Panel Weighs in on Future Directions for Urothelial Carcinoma Treatment

A roundtable discussion, moderated by Vadim Koshkin, MD, discussed the post-EV-302 world for metastatic urothelial carcinoma, as well as recent trial data from the American Society of Clinical Oncology Genitourinary Cancers Symposium 2024. Dr. Koshkin was joined by Petros Grivas, MD, PhD; Karine Tawagi, MD; Terence Friedlander, MD; and Guru Sonpavde, MD.

In the final segment of the roundtable series, the panel concludes with their forward-thinking thoughts on the impending direction of urothelial carcinoma treatment.

Watch previous segments in this series.

—

Dr. Koshkin: I will ask the whole panel: What are the future directions? How do we build on the success of this EV/pembro regimen? Is it with triplet therapies upfront, intensifying therapy upfront, or with better second-line therapy, some form of better maintenance after EV?

Dr. Friedlander: Understanding resistance to EV is crucial. About 70% of patients respond, with approximately 40% experiencing long-term durable responses. So, why do some respond while others do not? There’s data suggesting that Nectin4 is preserved after treatment with EV. Perhaps resistance is not due to the loss of Nectin4, the surface protein, but rather resistance to the drug itself. Other mechanisms, such as the linker in the ADC, could be at play. This understanding will drive the development of various treatments, such as other agents targeting Nectin4, small molecules, CAR-T cells, bispecific engagers, and radio pharmaceuticals. It is an exciting time with numerous trials underway. We must grasp why EV stops working to advance future therapies.

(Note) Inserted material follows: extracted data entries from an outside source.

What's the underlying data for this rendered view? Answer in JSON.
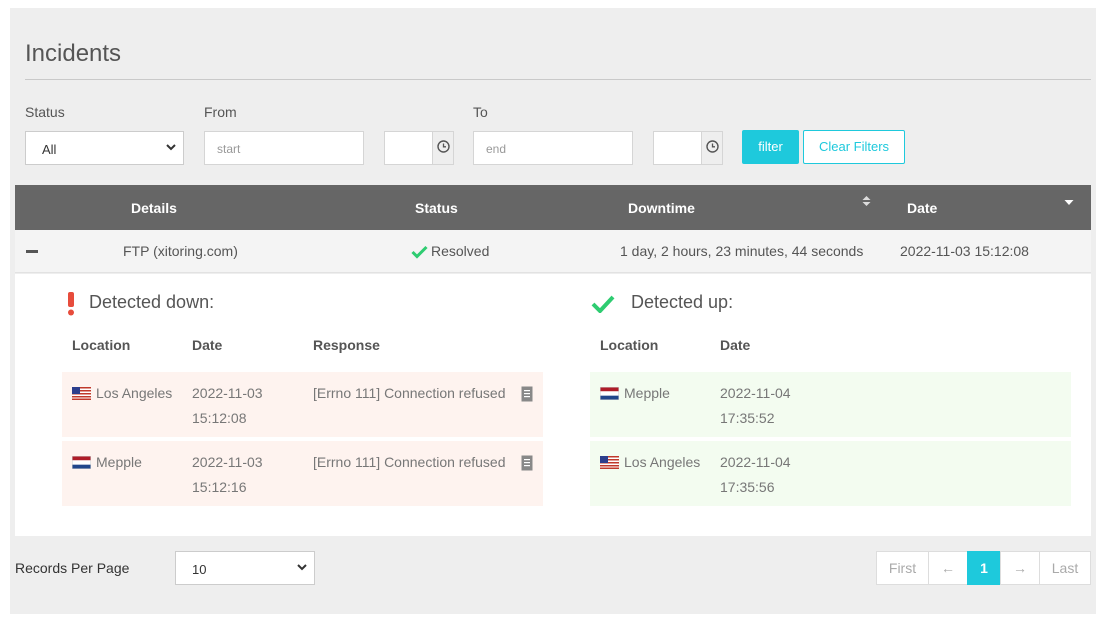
{
  "page": {
    "title": "Incidents"
  },
  "filters": {
    "status_label": "Status",
    "status_value": "All",
    "from_label": "From",
    "from_placeholder": "start",
    "to_label": "To",
    "to_placeholder": "end",
    "filter_button": "filter",
    "clear_button": "Clear Filters"
  },
  "table": {
    "headers": {
      "details": "Details",
      "status": "Status",
      "downtime": "Downtime",
      "date": "Date"
    },
    "row": {
      "details": "FTP (xitoring.com)",
      "status": "Resolved",
      "downtime": "1 day, 2 hours, 23 minutes, 44 seconds",
      "date": "2022-11-03 15:12:08"
    }
  },
  "detail": {
    "down_title": "Detected down:",
    "up_title": "Detected up:",
    "columns": {
      "location": "Location",
      "date": "Date",
      "response": "Response"
    },
    "down_rows": [
      {
        "location": "Los Angeles",
        "flag": "us-flag",
        "date": "2022-11-03",
        "time": "15:12:08",
        "response": "[Errno 111] Connection refused"
      },
      {
        "location": "Mepple",
        "flag": "nl-flag",
        "date": "2022-11-03",
        "time": "15:12:16",
        "response": "[Errno 111] Connection refused"
      }
    ],
    "up_rows": [
      {
        "location": "Mepple",
        "flag": "nl-flag",
        "date": "2022-11-04",
        "time": "17:35:52"
      },
      {
        "location": "Los Angeles",
        "flag": "us-flag",
        "date": "2022-11-04",
        "time": "17:35:56"
      }
    ]
  },
  "footer": {
    "records_label": "Records Per Page",
    "records_value": "10",
    "pagination": {
      "first": "First",
      "prev": "←",
      "current": "1",
      "next": "→",
      "last": "Last"
    }
  },
  "colors": {
    "accent": "#1ec9dc",
    "header_bg": "#666666",
    "down_row": "#fef3ef",
    "up_row": "#f3fcf0",
    "alert": "#e74c3c",
    "success": "#2ecc71"
  }
}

Dr. Grivas: Indeed, understanding mechanisms of resistance is a significant gap. Neoadjuvant trials could help in this regard. For instance, analyzing cystectomy tissue or biopsy samples from metastatic disease post-progression on EV can provide valuable data. Genomic alterations may also shed light on relevant pathways. As for building upon EV/pembro in the frontline setting, there are two strategies: combining ADCs and possibly adding an IO, or adding another checkpoint or immunomodulator to reduce toxicity while maintaining efficacy. Exploring both pathways is essential.

Dr. Tawagi: The ongoing KEYMAKER-U04 study is investigating EV/Pembro with LAG, which has shown reduced toxicity and promising efficacy in melanoma. Additionally, TIGIT, another immunomodulatory drug, holds potential in this space. Exciting developments ahead.

Dr. Koshkin: There is a lot of compelling data to anticipate from future conferences, as well as from this one.

Dr. Friedlander: Neoadjuvant studies, including the 304 trial of EV/PEMBRO, may significantly impact the use of these therapies. Administering them neoadjuvantly could change the landscape of metastatic treatment. We must also consider new targets like TROP 2, HER2, and FGFR. The future holds many possibilities.

Dr. Koshkin: Undoubtedly, the treatment space is dynamic, with better options emerging at every conference. It is both amazing and exciting. We have made significant progress but still have a long way to go. Thank you all for your contributions.